Ainda sobre bruxas e crianças

A convivência dos santos no mundo nem sempre é fácil. Precisamos conviver com culturas que muitas vezes são diferentes e, em alguns momentos, contrárias à nossa em alguns aspectos. No Paraguai, por exemplo, do dia 31/10 ao dia 3/11 há datas comemoradas por distintos grupos. Nos três primeiros dias nada de novidade para nós brasileiros: Halloween, Dia de Todos os Santos e Finados. O quarto é surpreendente: aniversário do ditador Alfredo Strossner, presidente do país entre 1954-1989. Durante seu governo, era uma data com status de feriado nacional e ainda hoje há pessoas que festejam esse dia. Então, nesses quatro dias, os paraguaios convivem com uma festa pagã, dois feriados cristãos e outro de cunho político-ideológico. 
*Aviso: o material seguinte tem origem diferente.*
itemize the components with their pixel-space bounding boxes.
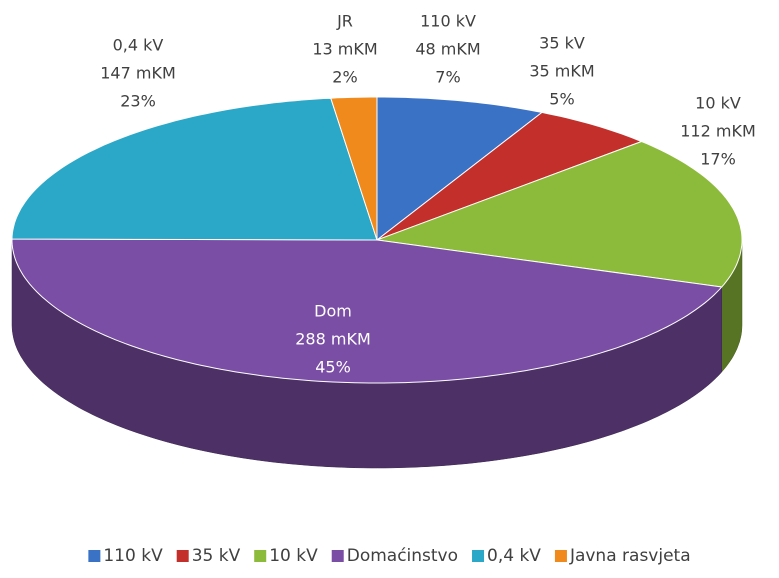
- data-label-percent: 23%: [120, 92, 156, 111]
- data-label-name: 110 kV: [420, 12, 476, 31]
- data-label-value: 48 mKM: [415, 40, 480, 59]
- legend-label: Javna rasvjeta: [569, 546, 691, 566]
- data-label-value: 13 mKM: [312, 40, 377, 59]
- slice: [376, 96, 544, 242]
- slice: [376, 111, 643, 241]
- data-label-percent: 17%: [700, 150, 736, 169]
- data-label-percent: 7%: [435, 68, 460, 87]
- data-label-percent: 5%: [549, 90, 574, 109]
- legend-swatch: [88, 550, 101, 562]
- data-label-value: 112 mKM: [680, 122, 756, 141]
- data-label-percent: 45%: [315, 358, 351, 377]
- slice: [11, 97, 378, 241]
- data-label-value: 35 mKM: [529, 62, 594, 81]
- legend: 110 kV 35 kV 10 kV Domaćinstvo 0,4 kV Javna r…: [88, 546, 691, 566]
- data-label-name: JR: [336, 12, 353, 31]
- data-label-name: 0,4 kV: [113, 36, 164, 55]
- slice: [11, 238, 723, 384]
- legend-label: 0,4 kV: [487, 546, 541, 566]
- data-label-name: 35 kV: [539, 34, 585, 53]
- data-label-name: 10 kV: [695, 94, 741, 113]
- legend-swatch: [472, 550, 485, 562]
- legend-swatch: [331, 550, 344, 562]
- legend-label: 35 kV: [192, 546, 241, 566]
- legend-label: Domaćinstvo: [347, 546, 458, 566]
- legend-swatch: [554, 550, 567, 562]
- data-label-value: 147 mKM: [100, 64, 176, 83]
- legend-label: 110 kV: [103, 546, 163, 566]
- data-label-name: Dom: [314, 302, 352, 321]
- legend-swatch: [254, 550, 267, 562]
- data-label-percent: 2%: [332, 68, 357, 87]
- slice: [376, 140, 743, 288]
- legend-swatch: [176, 550, 189, 562]
- data-label-value: 288 mKM: [295, 330, 371, 349]
- slice: [330, 96, 378, 241]
- legend-label: 10 kV: [269, 546, 318, 566]
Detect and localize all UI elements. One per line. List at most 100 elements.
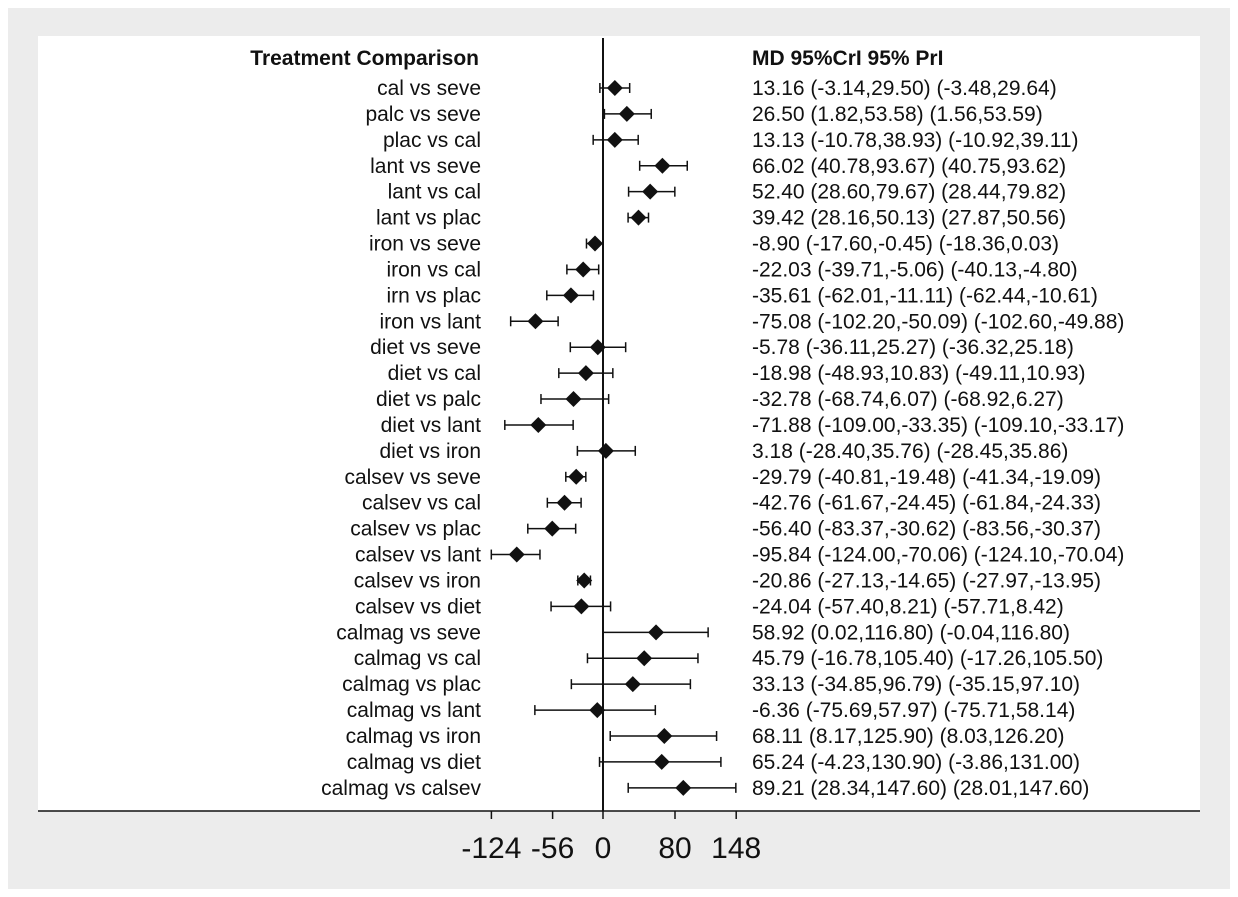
row-label: calsev vs iron <box>354 569 481 592</box>
forest-row: iron vs cal -22.03 (-39.71,-5.06) (-40.13… <box>386 258 1077 281</box>
row-label: diet vs cal <box>388 362 481 385</box>
row-value-text: 58.92 (0.02,116.80) (-0.04,116.80) <box>752 621 1070 644</box>
row-value-text: 13.13 (-10.78,38.93) (-10.92,39.11) <box>752 129 1079 152</box>
plot-panel <box>38 36 1200 811</box>
row-label: plac vs cal <box>383 129 481 152</box>
estimate-diamond <box>577 365 594 382</box>
forest-row: calsev vs plac -56.40 (-83.37,-30.62) (-8… <box>350 518 1101 541</box>
forest-row: calmag vs cal 45.79 (-16.78,105.40) (-17.… <box>354 647 1104 670</box>
row-value-text: -24.04 (-57.40,8.21) (-57.71,8.42) <box>752 595 1064 618</box>
row-label: calmag vs calsev <box>321 777 481 800</box>
estimate-diamond <box>653 753 670 770</box>
estimate-diamond <box>642 183 659 200</box>
row-label: diet vs seve <box>370 336 481 359</box>
estimate-diamond <box>556 494 573 511</box>
row-label: diet vs lant <box>381 414 482 437</box>
row-value-text: 52.40 (28.60,79.67) (28.44,79.82) <box>752 181 1066 204</box>
forest-row: palc vs seve 26.50 (1.82,53.58) (1.56,53.… <box>365 103 1042 126</box>
estimate-diamond <box>575 261 592 278</box>
estimate-diamond <box>675 779 692 796</box>
row-label: calmag vs diet <box>347 751 481 774</box>
row-label: iron vs lant <box>379 310 481 333</box>
row-value-text: 45.79 (-16.78,105.40) (-17.26,105.50) <box>752 647 1103 670</box>
row-label: cal vs seve <box>377 77 481 100</box>
estimate-diamond <box>636 650 653 667</box>
row-label: calmag vs cal <box>354 647 481 670</box>
forest-row: calmag vs lant -6.36 (-75.69,57.97) (-75.… <box>347 699 1076 722</box>
x-tick-label: 148 <box>711 832 761 865</box>
forest-row: diet vs seve -5.78 (-36.11,25.27) (-36.32… <box>370 336 1074 359</box>
estimate-diamond <box>589 702 606 719</box>
forest-row: diet vs lant -71.88 (-109.00,-33.35) (-10… <box>381 414 1125 437</box>
row-value-text: 68.11 (8.17,125.90) (8.03,126.20) <box>752 725 1065 748</box>
forest-row: calmag vs plac 33.13 (-34.85,96.79) (-35.… <box>342 673 1080 696</box>
forest-row: lant vs seve 66.02 (40.78,93.67) (40.75,9… <box>370 155 1066 178</box>
row-value-text: -8.90 (-17.60,-0.45) (-18.36,0.03) <box>752 233 1059 256</box>
forest-row: iron vs lant -75.08 (-102.20,-50.09) (-10… <box>379 310 1124 333</box>
estimate-diamond <box>630 209 647 226</box>
forest-row: diet vs palc -32.78 (-68.74,6.07) (-68.92… <box>376 388 1064 411</box>
estimate-diamond <box>530 416 547 433</box>
forest-row: diet vs cal -18.98 (-48.93,10.83) (-49.11… <box>388 362 1086 385</box>
row-value-text: -35.61 (-62.01,-11.11) (-62.44,-10.61) <box>752 284 1098 307</box>
forest-row: calmag vs iron 68.11 (8.17,125.90) (8.03,… <box>346 725 1065 748</box>
estimate-diamond <box>586 235 603 252</box>
row-label: diet vs palc <box>376 388 481 411</box>
row-value-text: 89.21 (28.34,147.60) (28.01,147.60) <box>752 777 1089 800</box>
row-value-text: 33.13 (-34.85,96.79) (-35.15,97.10) <box>752 673 1080 696</box>
forest-row: calsev vs cal -42.76 (-61.67,-24.45) (-61… <box>362 492 1101 515</box>
row-label: irn vs plac <box>386 284 481 307</box>
estimate-diamond <box>606 80 623 96</box>
estimate-diamond <box>508 546 525 563</box>
row-value-text: -71.88 (-109.00,-33.35) (-109.10,-33.17) <box>752 414 1124 437</box>
row-label: lant vs seve <box>370 155 481 178</box>
forest-row: calsev vs lant -95.84 (-124.00,-70.06) (-… <box>355 544 1124 567</box>
row-value-text: -22.03 (-39.71,-5.06) (-40.13,-4.80) <box>752 258 1078 281</box>
row-value-text: 66.02 (40.78,93.67) (40.75,93.62) <box>752 155 1066 178</box>
row-value-text: -56.40 (-83.37,-30.62) (-83.56,-30.37) <box>752 518 1101 541</box>
row-label: diet vs iron <box>379 440 481 463</box>
row-label: calsev vs lant <box>355 544 481 567</box>
row-label: lant vs plac <box>376 207 481 230</box>
row-label: calmag vs iron <box>346 725 481 748</box>
row-value-text: 13.16 (-3.14,29.50) (-3.48,29.64) <box>752 77 1057 100</box>
row-label: iron vs cal <box>386 258 481 281</box>
row-value-text: -32.78 (-68.74,6.07) (-68.92,6.27) <box>752 388 1064 411</box>
row-label: palc vs seve <box>365 103 481 126</box>
estimate-diamond <box>618 105 635 122</box>
estimate-diamond <box>544 520 561 537</box>
estimate-diamond <box>597 442 614 459</box>
x-tick-label: 80 <box>658 832 691 865</box>
rows-layer: cal vs seve 13.16 (-3.14,29.50) (-3.48,29… <box>321 77 1124 800</box>
estimate-diamond <box>565 391 582 408</box>
row-value-text: -95.84 (-124.00,-70.06) (-124.10,-70.04) <box>752 544 1124 567</box>
estimate-diamond <box>589 339 606 356</box>
x-tick-label: -56 <box>531 832 574 865</box>
row-label: calsev vs cal <box>362 492 481 515</box>
estimate-diamond <box>527 313 544 330</box>
forest-row: calmag vs calsev 89.21 (28.34,147.60) (28… <box>321 777 1089 800</box>
forest-row: lant vs cal 52.40 (28.60,79.67) (28.44,79… <box>388 181 1066 204</box>
estimate-diamond <box>654 157 671 174</box>
row-value-text: -18.98 (-48.93,10.83) (-49.11,10.93) <box>752 362 1086 385</box>
estimate-diamond <box>624 676 641 693</box>
forest-row: calsev vs seve -29.79 (-40.81,-19.48) (-4… <box>344 466 1101 489</box>
right-header: MD 95%CrI 95% PrI <box>752 47 943 70</box>
forest-row: diet vs iron 3.18 (-28.40,35.76) (-28.45,… <box>379 440 1068 463</box>
estimate-diamond <box>562 287 579 304</box>
forest-row: calmag vs diet 65.24 (-4.23,130.90) (-3.8… <box>347 751 1080 774</box>
row-value-text: -20.86 (-27.13,-14.65) (-27.97,-13.95) <box>752 569 1101 592</box>
forest-row: lant vs plac 39.42 (28.16,50.13) (27.87,5… <box>376 207 1066 230</box>
row-label: calsev vs diet <box>355 595 481 618</box>
row-label: calmag vs lant <box>347 699 481 722</box>
row-label: lant vs cal <box>388 181 481 204</box>
left-header: Treatment Comparison <box>250 47 479 70</box>
row-label: calsev vs plac <box>350 518 481 541</box>
row-value-text: 39.42 (28.16,50.13) (27.87,50.56) <box>752 207 1066 230</box>
row-value-text: -75.08 (-102.20,-50.09) (-102.60,-49.88) <box>752 310 1124 333</box>
row-value-text: -42.76 (-61.67,-24.45) (-61.84,-24.33) <box>752 492 1101 515</box>
row-label: iron vs seve <box>369 233 481 256</box>
row-label: calsev vs seve <box>344 466 481 489</box>
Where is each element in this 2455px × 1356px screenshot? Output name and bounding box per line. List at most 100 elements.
Como lidar com isso a partir de uma vivência cristã? Tratando especificamente do Halloween posso citar um exemplo. Semana passada estávamos entrando no condomínio onde moramos e havia uma legião (sem exagero) de crianças subindo a rua. Estavam todas fantasiadas. Havia sido organizada uma festa de Halloween pelos próprios moradores. 

Em casa já havíamos combinado de fazer algo para distrair nossa filha nesse dia. Tínhamos conversado com ela sobre isso, dizendo que não queríamos que ela participasse. Um vídeo que nos ajudou bastante nesse processo de elucidação e convencimento foi um do canal Minha vida é uma viagem. Ela gostou tanto do vídeo que assistiu várias vezes. Trocamos algumas ideias e ela concordou que, do ponto de vista bíblico, não parece ser razoável festejar a morte, pois ela é filha da luz.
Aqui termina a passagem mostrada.